On a tendance à ne pas déléguer quand il nous semble que notre collaborateur est déjà très occupé, d’autant plus qu’il ne peut plus relayer la tâche à une autre personne. C’est un frein à la délégation. Pourtant il faut le faire.

C’est ce que j’appelle la délégation à la base pour laquelle nova aborder six points :

– Il est impératif de déléguer.
– Demander aux collaborateurs de prioriser leur travail.
– Demander une analyse avec un avis sur ce qui ne sera plus fait.
– Vous décidez.
– Les objections que vous pouvez recevoir.
– Pourquoi il n’y aura pas de question ?

La délégation est impérative.

• En tant que manager, on ne peut éviter de déléguer. La délégation est l’essence même d’une entreprise.
• Vous perdrez du temps et de l’efficacité en voulant tout faire vous-même.
• Vos collaborateurs risquent vraiment de ne pas progresser.
• Les nouveaux managers en particulier ne comprennent pas le fait que quand un collaborateur dit être « occupé » , il faut déléguer quand même.
• Occupé et incapable de prendre plus de tâches sont deux adjectifs complètement différents.
• Être productif et être occupé ne veut pas dire la même chose…
• La loi de Parkinson affirme que travail s’étale pour prendre le temps disponible à son achèvement.
• En faites, la finalisation de vos tâches se conditionne par rapport au temps disponible que vous avez pour le faire. Donc, en fixant une date ou une heure limite à vos collaborateurs, ils auront tendance à finir le travail dans le temps fixé.
• Si le travail peut se dilater pour s’étaler sur le temps, il peut également se contracter. C’est le principe de la productivité. J’ai écrit un article dans lequel je dévoile un de mes outils de productivité les plus efficaces.

Demandez à votre collaborateur de prioriser son travail.

Souvent, le collaborateur évoque le manque de temps pour éviter de recevoir de nouvelles tâches.
Souvent, il n’imagine pas faire les choses autrement et il se dit que sa façon de traiter les choses est la plus efficace. Pourtant, il suffit de vous souvenir de la façon dont vous travailliez il y a quelques années pour vous convaincre qu’avec un peu de remise en question, on peut gagner très rapidement en productivité.

Comment faire accepter la nouvelle délégation ?

Pour que votre collaborateur accepte votre délégation, vous n’allez pas lui avancer que les tâches actuelles dont il s’occupe sont inutiles. La manière la plus efficace est de forcer le processus de sélection. Vous allez devoir le contraindre à éliminer les tâches qui ne sont plus nécessaires et à prioriser les plus importantes (qui sont celles que vous allez lui déléguer). Il ne va pas le faire de lui-même. Il faut lui en donner l’habitude. Avec le temps et force conseils, il va aiguiser son sens critique et supprimer les tâches qui ne sont pas primordiales.

Quand vous déléguer, ce qui est primordial n’est pas de savoir s’ils sont occupés ou non, mais de les obliger à prioriser ce qui est important de ce qui ne l’est plus.

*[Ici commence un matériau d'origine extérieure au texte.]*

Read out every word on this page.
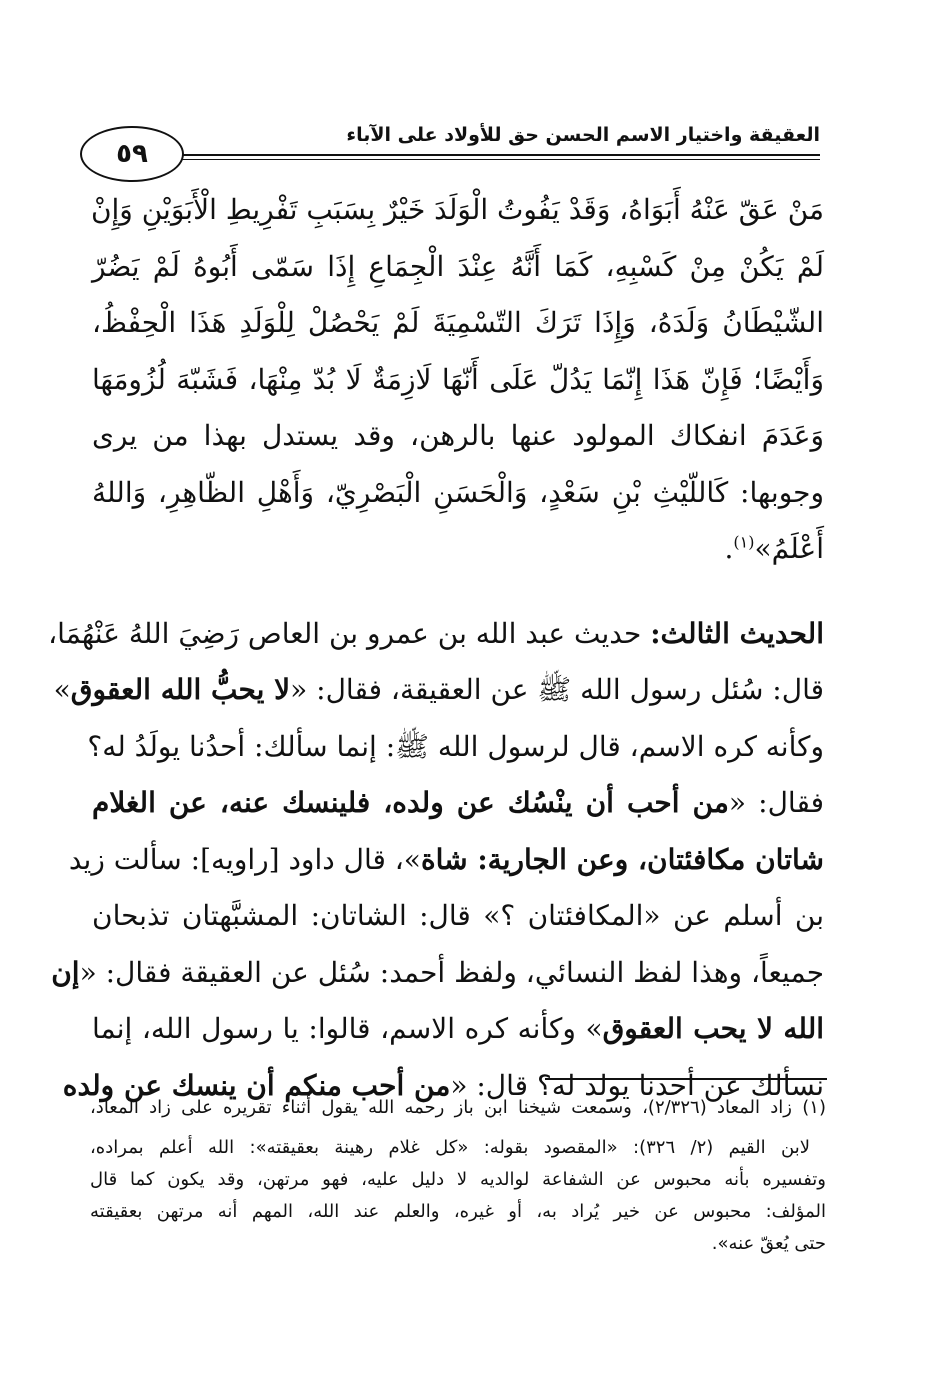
٥٩
العقيقة واختيار الاسم الحسن حق للأولاد على الآباء
مَنْ عَقّ عَنْهُ أَبَوَاهُ، وَقَدْ يَفُوتُ الْوَلَدَ خَيْرٌ بِسَبَبِ تَفْرِيطِ الْأَبَوَيْنِ وَإِنْ
لَمْ يَكُنْ مِنْ كَسْبِهِ، كَمَا أَنَّهُ عِنْدَ الْجِمَاعِ إِذَا سَمّى أَبُوهُ لَمْ يَضُرّ
الشّيْطَانُ وَلَدَهُ، وَإِذَا تَرَكَ التّسْمِيَةَ لَمْ يَحْصُلْ لِلْوَلَدِ هَذَا الْحِفْظُ،
وَأَيْضًا؛ فَإِنّ هَذَا إِنّمَا يَدُلّ عَلَى أَنّهَا لَازِمَةٌ لَا بُدّ مِنْهَا، فَشَبّهَ لُزُومَهَا
وَعَدَمَ انفكاك المولود عنها بالرهن، وقد يستدل بهذا من يرى
وجوبها: كَاللّيْثِ بْنِ سَعْدٍ، وَالْحَسَنِ الْبَصْرِيّ، وَأَهْلِ الظّاهِرِ، وَاللهُ
أَعْلَمُ»$^{(١)}$.
الحديث الثالث: حديث عبد الله بن عمرو بن العاص رَضِيَ اللهُ عَنْهُمَا،
قال: سُئل رسول الله ﷺ عن العقيقة، فقال: «لا يحبُّ الله العقوق»
وكأنه كره الاسم، قال لرسول الله ﷺ: إنما سألك: أحدُنا يولَدُ له؟
فقال: «من أحب أن ينْسُك عن ولده، فلينسك عنه، عن الغلام
شاتان مكافئتان، وعن الجارية: شاة»، قال داود [راويه]: سألت زيد
بن أسلم عن «المكافئتان ؟» قال: الشاتان: المشبَّهتان تذبحان
جميعاً، وهذا لفظ النسائي، ولفظ أحمد: سُئل عن العقيقة فقال: «إن
الله لا يحب العقوق» وكأنه كره الاسم، قالوا: يا رسول الله، إنما
نسألك عن أحدنا يولد له؟ قال: «من أحب منكم أن ينسك عن ولده
(١) زاد المعاد (٢/٣٢٦)، وسمعت شيخنا ابن باز رحمه الله يقول أثناء تقريره على زاد المعاد،
لابن القيم (٢/ ٣٢٦): «المقصود بقوله: «كل غلام رهينة بعقيقته»: الله أعلم بمراده،
وتفسيره بأنه محبوس عن الشفاعة لوالديه لا دليل عليه، فهو مرتهن، وقد يكون كما قال
المؤلف: محبوس عن خير يُراد به، أو غيره، والعلم عند الله، المهم أنه مرتهن بعقيقته
حتى يُعقّ عنه».
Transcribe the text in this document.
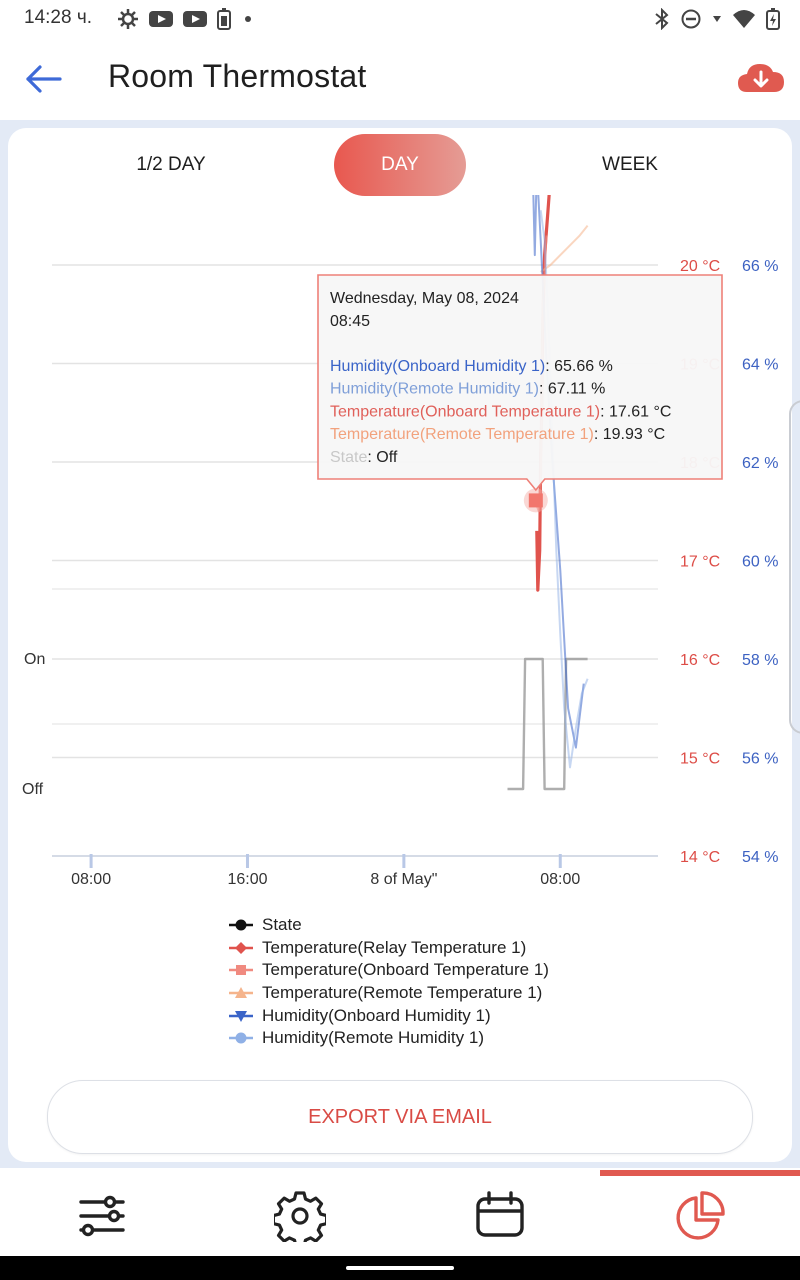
14:28 ч.
Room Thermostat
1/2 DAY	DAY	WEEK
On
Off
20 °C
17 °C
16 °C
15 °C
14 °C
66 %
64 %
62 %
60 %
58 %
56 %
54 %
08:00	16:00	8 of May"	08:00
Wednesday, May 08, 2024
08:45
Humidity(Onboard Humidity 1): 65.66 %
Humidity(Remote Humidity 1): 67.11 %
Temperature(Onboard Temperature 1): 17.61 °C
Temperature(Remote Temperature 1): 19.93 °C
State: Off
State
Temperature(Relay Temperature 1)
Temperature(Onboard Temperature 1)
Temperature(Remote Temperature 1)
Humidity(Onboard Humidity 1)
Humidity(Remote Humidity 1)
EXPORT VIA EMAIL
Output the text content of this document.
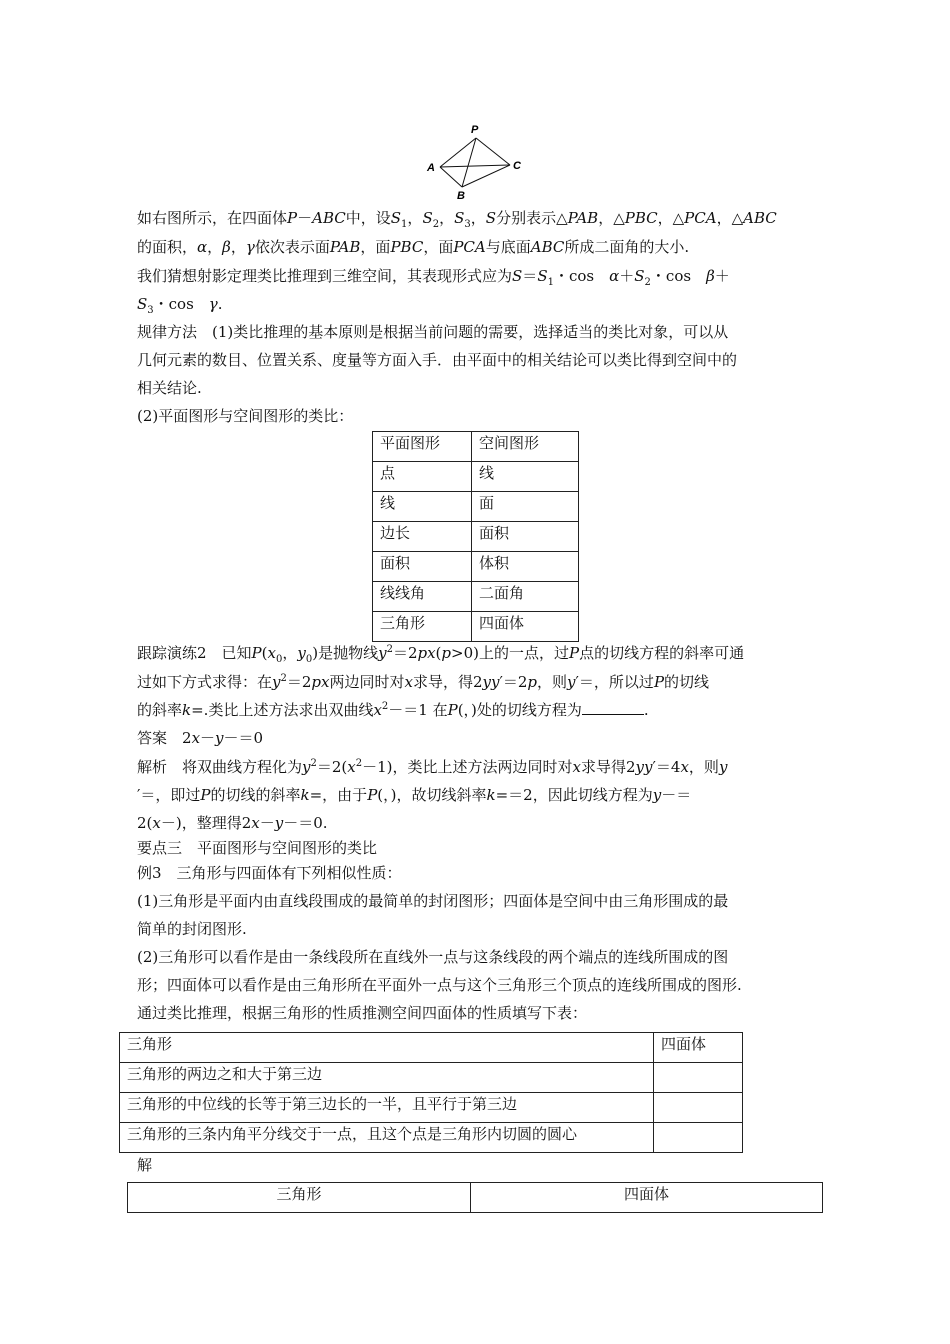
P
A
B
C
如右图所示，在四面体P－ABC中，设$S_1$，$S_2$，$S_3$，S分别表示△PAB，△PBC，△PCA，△ABC
的面积，α，β，γ依次表示面PAB，面PBC，面PCA与底面ABC所成二面角的大小.
我们猜想射影定理类比推理到三维空间，其表现形式应为$S=S_1$・cos　$\alpha+S_2$・cos　β＋
$S_3$・cos　γ.
规律方法　(1)类比推理的基本原则是根据当前问题的需要，选择适当的类比对象，可以从
几何元素的数目、位置关系、度量等方面入手．由平面中的相关结论可以类比得到空间中的
相关结论.
(2)平面图形与空间图形的类比：
平面图形	空间图形
点	线
线	面
边长	面积
面积	体积
线线角	二面角
三角形	四面体
跟踪演练2　已知$P(x_0$，$y_0$)是抛物线$y^2=2px(p>0)$上的一点，过P点的切线方程的斜率可通
过如下方式求得：在$y^2=2px$两边同时对x求导，得2yy′＝2p，则y′＝，所以过P的切线
的斜率k=.类比上述方法求出双曲线$x^2-=1$ 在P(，)处的切线方程为	.
答案　2x－y－＝0
解析　将双曲线方程化为$y^2=2(x^2-1)$，类比上述方法两边同时对x求导得2yy′＝4x，则y
′＝，即过P的切线的斜率k=，由于P(，)，故切线斜率k=＝2，因此切线方程为y－＝
2(x－)，整理得2x－y－＝0.
要点三　平面图形与空间图形的类比
例3　三角形与四面体有下列相似性质：
(1)三角形是平面内由直线段围成的最简单的封闭图形；四面体是空间中由三角形围成的最
简单的封闭图形.
(2)三角形可以看作是由一条线段所在直线外一点与这条线段的两个端点的连线所围成的图
形；四面体可以看作是由三角形所在平面外一点与这个三角形三个顶点的连线所围成的图形.
通过类比推理，根据三角形的性质推测空间四面体的性质填写下表：
三角形	四面体
三角形的两边之和大于第三边	
三角形的中位线的长等于第三边长的一半，且平行于第三边	
三角形的三条内角平分线交于一点，且这个点是三角形内切圆的圆心	
解
三角形	四面体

Et si ça ne marche pas tout à fait, comment faire?

Il est vrai que ce n’est pas toujours évident de prioriser le travail et votre collaborateur aura toujours la tendance de vous dire qu’il est occupé lorsque vous lui demandez de faire quelque chose de plus.

Dans ce cas, montrez-lui que vous comprenez et que vous n’abandonnez pas l’idée de l’aider, mais que vous restez ouvert et partagerez la charge du travail avec lui. Vous allez donc lui demander de classifier ses tâches en fonction de la valeur et de la priorité nécessaire à l’organisation.

Il faut qu’il fasse une liste de tout ce qu’il a à faire avec le temps dont il a besoin pour les réaliser. Prenez l’échelle temps de la semaine idéalement. Sa classification se déterminera par rapport à la valeur de chaque tâche en fonction de l’impact de celle-ci sur l’ensemble de l’organisation. Cette liste ne doit contenir que vingt tâches au maximum.

Si la liste est longue, ce qui est assez rare, c’est qu’il y a beaucoup de tâches à éliminer.

Votre collaborateur vous présentera ensuite la liste et vous lui proposerez ce qu’il doit effectuer prioritairement pour ensuite réaliser le reste de manière chronologique et par ordre d’importance en lui demandant de déterminer le temps dont il a besoin pour réaliser chacune des tâches. Évaluer le temps qu’on va passer sur quelque chose n’est pas toujours facile. Il y a des tâches qui paraissent simples, mais qui s’avèrent être complexes dans la réalisation. Il faut être indulgent du temps que votre collaborateur estime qu’il va achever le travail.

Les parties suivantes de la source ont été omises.